November 27, 2013

Euro Makes It Harder for Countries to Adjust Imbalances

Germany’s central bank has weighed in on a thorny topic in Europe: whether the euro has made it harder for countries in the currency to adjust their current account imbalances.

The Bundesbank‘s conclusion: it has, and could create problems for the currency bloc down the road.“Current account adjustment is significantly hampered in countries that are members of a monetary union,” a pair of Bundesbank economists concluded in a paper published Monday by the central bank.

If imbalances prove persistent, “ultimately, this could increase the risk of a balance of payments crisis going hand in hand with capital reversals. That is what we actually found in the data,” authors Sabine Herrmann and Axel Jochem wrote.

The economists combed data from 1994 to 2011 for all 27 countries in the European Union, which includes those both inside and outside the 17-nation euro bloc.

The analysis captures countries with flexible exchange rates as well as those with fixed exchange rates that also have more leeway on interest rates with their own monetary policies.

The current account is comprised mostly of the trade balance in goods and services, but also includes income on investments. When these deficits rise, a normal adjustment is for a country’s currency to depreciate.

That gives a lift to exports, which become more price competitive in global markets. The downside is more inflation.

“The exchange rate regime does indeed matter for the pace of current account adjustment,” the authors wrote. Individual euro countries don’t have that foreign-exchange channel as much as they did before the joining the single currency.

The euro has been well above its long-term average over the past few years despite high trade and current account deficits in southern Europe.

Stronger countries in the north such as Germany, Austria and the Netherlands run large surpluses, which evens things out.
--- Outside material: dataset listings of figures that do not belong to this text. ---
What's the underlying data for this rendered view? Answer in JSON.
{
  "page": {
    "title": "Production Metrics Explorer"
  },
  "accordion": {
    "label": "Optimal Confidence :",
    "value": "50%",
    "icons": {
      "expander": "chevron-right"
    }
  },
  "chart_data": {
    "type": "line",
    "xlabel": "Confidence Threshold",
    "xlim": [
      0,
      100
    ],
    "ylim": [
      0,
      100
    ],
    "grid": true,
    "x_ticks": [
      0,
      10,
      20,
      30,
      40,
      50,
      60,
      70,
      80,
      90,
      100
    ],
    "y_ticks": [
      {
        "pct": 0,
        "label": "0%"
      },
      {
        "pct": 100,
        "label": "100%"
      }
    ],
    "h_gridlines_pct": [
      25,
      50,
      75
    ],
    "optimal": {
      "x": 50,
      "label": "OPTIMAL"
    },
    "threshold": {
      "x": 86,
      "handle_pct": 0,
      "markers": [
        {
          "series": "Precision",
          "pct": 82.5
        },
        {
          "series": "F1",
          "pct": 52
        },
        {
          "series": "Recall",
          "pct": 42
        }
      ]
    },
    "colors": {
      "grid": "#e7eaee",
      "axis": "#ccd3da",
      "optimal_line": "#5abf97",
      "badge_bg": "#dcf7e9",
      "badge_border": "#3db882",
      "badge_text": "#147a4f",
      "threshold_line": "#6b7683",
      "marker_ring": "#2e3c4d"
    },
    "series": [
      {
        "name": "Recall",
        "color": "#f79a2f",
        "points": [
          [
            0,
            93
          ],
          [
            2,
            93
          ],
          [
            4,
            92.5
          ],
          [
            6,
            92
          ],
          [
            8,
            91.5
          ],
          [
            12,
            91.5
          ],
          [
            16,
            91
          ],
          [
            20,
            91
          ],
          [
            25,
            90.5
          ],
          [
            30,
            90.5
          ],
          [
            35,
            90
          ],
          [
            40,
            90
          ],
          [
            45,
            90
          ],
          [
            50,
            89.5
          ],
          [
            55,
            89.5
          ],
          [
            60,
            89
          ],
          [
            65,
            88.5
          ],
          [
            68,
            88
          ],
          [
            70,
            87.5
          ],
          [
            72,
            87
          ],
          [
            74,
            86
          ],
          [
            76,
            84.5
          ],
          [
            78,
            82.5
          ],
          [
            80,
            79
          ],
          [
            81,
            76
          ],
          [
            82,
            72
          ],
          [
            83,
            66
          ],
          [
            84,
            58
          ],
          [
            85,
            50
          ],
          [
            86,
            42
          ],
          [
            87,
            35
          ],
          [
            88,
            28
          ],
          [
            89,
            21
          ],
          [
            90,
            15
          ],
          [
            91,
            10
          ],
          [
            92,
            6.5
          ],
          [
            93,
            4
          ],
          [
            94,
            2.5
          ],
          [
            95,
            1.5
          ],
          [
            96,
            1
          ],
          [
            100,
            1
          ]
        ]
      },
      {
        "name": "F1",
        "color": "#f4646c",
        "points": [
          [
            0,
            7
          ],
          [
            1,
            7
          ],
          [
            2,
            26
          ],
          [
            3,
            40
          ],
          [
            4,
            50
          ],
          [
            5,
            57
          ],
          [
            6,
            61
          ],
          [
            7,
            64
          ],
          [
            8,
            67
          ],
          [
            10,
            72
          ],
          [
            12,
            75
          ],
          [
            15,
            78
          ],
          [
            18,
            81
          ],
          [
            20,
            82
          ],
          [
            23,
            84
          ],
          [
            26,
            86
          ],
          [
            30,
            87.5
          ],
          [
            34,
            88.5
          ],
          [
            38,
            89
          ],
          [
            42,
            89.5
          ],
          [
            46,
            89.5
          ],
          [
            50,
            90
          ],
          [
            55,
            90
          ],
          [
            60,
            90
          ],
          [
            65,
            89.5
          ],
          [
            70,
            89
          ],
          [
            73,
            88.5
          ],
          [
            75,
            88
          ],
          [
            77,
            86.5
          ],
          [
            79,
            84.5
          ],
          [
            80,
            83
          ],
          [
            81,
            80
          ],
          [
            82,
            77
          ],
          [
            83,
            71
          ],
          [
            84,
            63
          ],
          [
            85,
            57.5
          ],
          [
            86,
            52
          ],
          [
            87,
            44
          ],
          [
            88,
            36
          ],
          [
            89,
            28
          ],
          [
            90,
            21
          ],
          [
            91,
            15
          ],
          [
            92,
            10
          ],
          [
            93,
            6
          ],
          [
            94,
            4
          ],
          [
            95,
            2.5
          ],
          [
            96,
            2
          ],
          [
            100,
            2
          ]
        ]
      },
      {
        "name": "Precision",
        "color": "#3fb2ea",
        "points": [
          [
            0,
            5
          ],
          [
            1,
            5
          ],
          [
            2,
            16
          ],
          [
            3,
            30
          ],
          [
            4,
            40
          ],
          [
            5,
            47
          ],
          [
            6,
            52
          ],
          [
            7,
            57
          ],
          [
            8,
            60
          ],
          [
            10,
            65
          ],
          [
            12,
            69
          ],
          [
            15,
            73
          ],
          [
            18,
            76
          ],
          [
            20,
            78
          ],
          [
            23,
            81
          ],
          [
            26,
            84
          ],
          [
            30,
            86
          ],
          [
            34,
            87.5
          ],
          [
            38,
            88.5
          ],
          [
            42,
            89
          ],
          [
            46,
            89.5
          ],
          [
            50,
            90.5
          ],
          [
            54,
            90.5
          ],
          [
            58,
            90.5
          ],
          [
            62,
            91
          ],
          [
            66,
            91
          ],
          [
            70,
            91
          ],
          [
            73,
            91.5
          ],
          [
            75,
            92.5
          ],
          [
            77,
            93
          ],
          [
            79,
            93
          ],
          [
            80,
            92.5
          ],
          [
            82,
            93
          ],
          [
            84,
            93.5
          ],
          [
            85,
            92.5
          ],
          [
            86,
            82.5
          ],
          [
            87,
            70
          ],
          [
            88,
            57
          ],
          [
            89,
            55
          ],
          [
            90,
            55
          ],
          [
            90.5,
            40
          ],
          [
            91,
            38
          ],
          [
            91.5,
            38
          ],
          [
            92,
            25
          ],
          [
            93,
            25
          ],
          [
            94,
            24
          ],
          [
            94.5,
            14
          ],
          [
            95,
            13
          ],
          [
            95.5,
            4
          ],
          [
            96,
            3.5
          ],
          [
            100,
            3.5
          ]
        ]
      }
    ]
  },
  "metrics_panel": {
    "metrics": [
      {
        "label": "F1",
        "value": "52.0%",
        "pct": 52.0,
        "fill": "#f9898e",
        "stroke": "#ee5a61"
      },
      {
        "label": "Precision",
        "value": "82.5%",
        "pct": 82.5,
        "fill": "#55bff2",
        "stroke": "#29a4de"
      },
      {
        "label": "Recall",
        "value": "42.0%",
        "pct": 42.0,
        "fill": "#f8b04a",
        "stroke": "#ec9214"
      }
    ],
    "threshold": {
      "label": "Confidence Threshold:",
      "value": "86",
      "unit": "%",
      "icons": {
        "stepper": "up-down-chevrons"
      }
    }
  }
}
In other words: the euro may be too strong for Spain, Italy and Greece and too low for Germany.

The Bundesbank economists estimate that in countries with freely floating exchange rates, half of a potential current-account imbalance is eliminated in one year.

“By contrast, current account rebalancing is by far the slowest within a country joining a monetary union: the rate of rebalancing within a year is just 24%,” they wrote.

Still, many of the euro zone’s crisis-hit members have managed to bring down large current account deficits despite being handcuffed by the euro. Spain’s gap was nearly 10% of GDP in 2008. It’s expected to be in surplus this year for the first time since the mid-80s.

Greece has cut its deficit from 15% of GDP in 2008, and it’s nearly in balance now. Portugal is also down from double-digit deficits to near balance. These trends aren’t necessarily at odds with Bundesbank’s findings.

Deficits have come down, but it’s been a long process with some severe consequences in parts of Europe. Spain’s adjustment was aided by sharply rising exports.

But in general, the current account balances have been brought into line through steep drops in domestic demand, reducing imports. The result is soaring unemployment in southern Europe, stagnant wages and flat or declining consumer prices.

That suggests any pronounced economic recovery is a ways off even if the ledgers look better. And the risks from the current account aren’t over, the Bundesbank paper suggests, despite stability in euro zone interest rates.

“We cannot rule out the possibility that a delayed adjustment process might lead to a balance of payments crisis with a sudden and disorderly current account adjustment in euro-area member countries,” the authors wrote.

“This is due to the fact that the degree of exchange rate as well as interest rate volatility in the crisis period is to a large extent determined by the amount of external assistance,” they said.

Emergency measures set up by the currency bloc have cushioned stabilized markets, they wrote, “but at the same time may hamper structural adjustment if they are insufficiently embedded in political reforms.”